"We're pleased to get an agreement after nearly a year of bargaining," said Al Kogler, spokesman for the Communications Workers of America.
"CenturyLink and the CWA are pleased that we have come to an agreement that provides our employees fair and equitable benefits and will better enable us to deliver on our mutual commitment to serve our customers," said Glen Post, CenturyLink CEO, in a statement.
The proposed agreement provides new limitations on CenturyLink's ability to contract out and move call center work outside its service area, and includes a commitment to return jobs that have been outsourced and offshored, the Denver Post reported Wednesday.
CenturyLink says it is a four-year agreement that covers wages, pension and health care benefits. The Communications Workers of America sought a five-year deal.
Workers will now vote on whether to accept it.
It's the first time CenturyLink has negotiated with the union since it acquired Denver-based Qwest in 2011 in a deal that turned it into the nation's third-largest telephone company.
The employees covered by the contract include customer service agents, network technicians and Internet support workers in Arizona, Colorado, Idaho, Iowa, Minnesota, Nebraska, North Dakota, Oregon, South Dakota, New Mexico, Utah, Washington and Wyoming.

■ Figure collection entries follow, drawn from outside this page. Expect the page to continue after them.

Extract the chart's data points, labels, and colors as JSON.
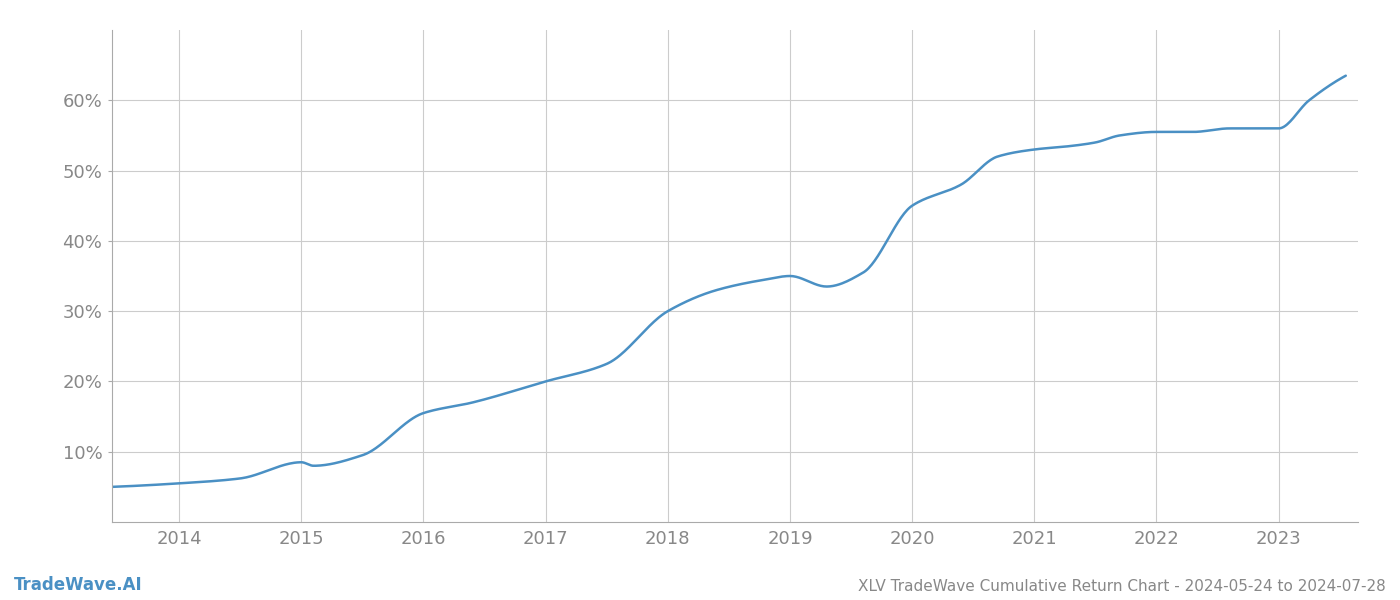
{
  "title": "XLV TradeWave Cumulative Return Chart - 2024-05-24 to 2024-07-28",
  "watermark": "TradeWave.AI",
  "line_color": "#4a90c4",
  "background_color": "#ffffff",
  "grid_color": "#cccccc",
  "text_color": "#888888",
  "x_years": [
    2014,
    2015,
    2016,
    2017,
    2018,
    2019,
    2020,
    2021,
    2022,
    2023
  ],
  "x_key": [
    2013.45,
    2014.0,
    2014.5,
    2015.0,
    2015.1,
    2015.5,
    2016.0,
    2016.4,
    2017.0,
    2017.5,
    2018.0,
    2018.4,
    2018.8,
    2019.0,
    2019.3,
    2019.6,
    2020.0,
    2020.4,
    2020.7,
    2021.0,
    2021.3,
    2021.5,
    2021.7,
    2022.0,
    2022.3,
    2022.6,
    2022.9,
    2023.0,
    2023.25,
    2023.55
  ],
  "y_key": [
    5.0,
    5.5,
    6.2,
    8.5,
    8.0,
    9.5,
    15.5,
    17.0,
    20.0,
    22.5,
    30.0,
    33.0,
    34.5,
    35.0,
    33.5,
    35.5,
    45.0,
    48.0,
    52.0,
    53.0,
    53.5,
    54.0,
    55.0,
    55.5,
    55.5,
    56.0,
    56.0,
    56.0,
    60.0,
    63.5
  ],
  "yticks": [
    10,
    20,
    30,
    40,
    50,
    60
  ],
  "ylim": [
    0,
    70
  ],
  "xlim": [
    2013.45,
    2023.65
  ],
  "tick_fontsize": 13,
  "title_fontsize": 11,
  "watermark_fontsize": 12,
  "line_width": 1.8
}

Negotiations started on Aug. 15, 2012 and, in October, 88 percent of the workers voted to authorize a strike.
About 100 CenturyLink workers in Montana are represented by another union, the International Brotherhood of Electrical Workers. They were not involved in the CenturyLink negotiations, although Kogler said they have previously signed contracts similar to ones that CenturyLink reached with Qwest.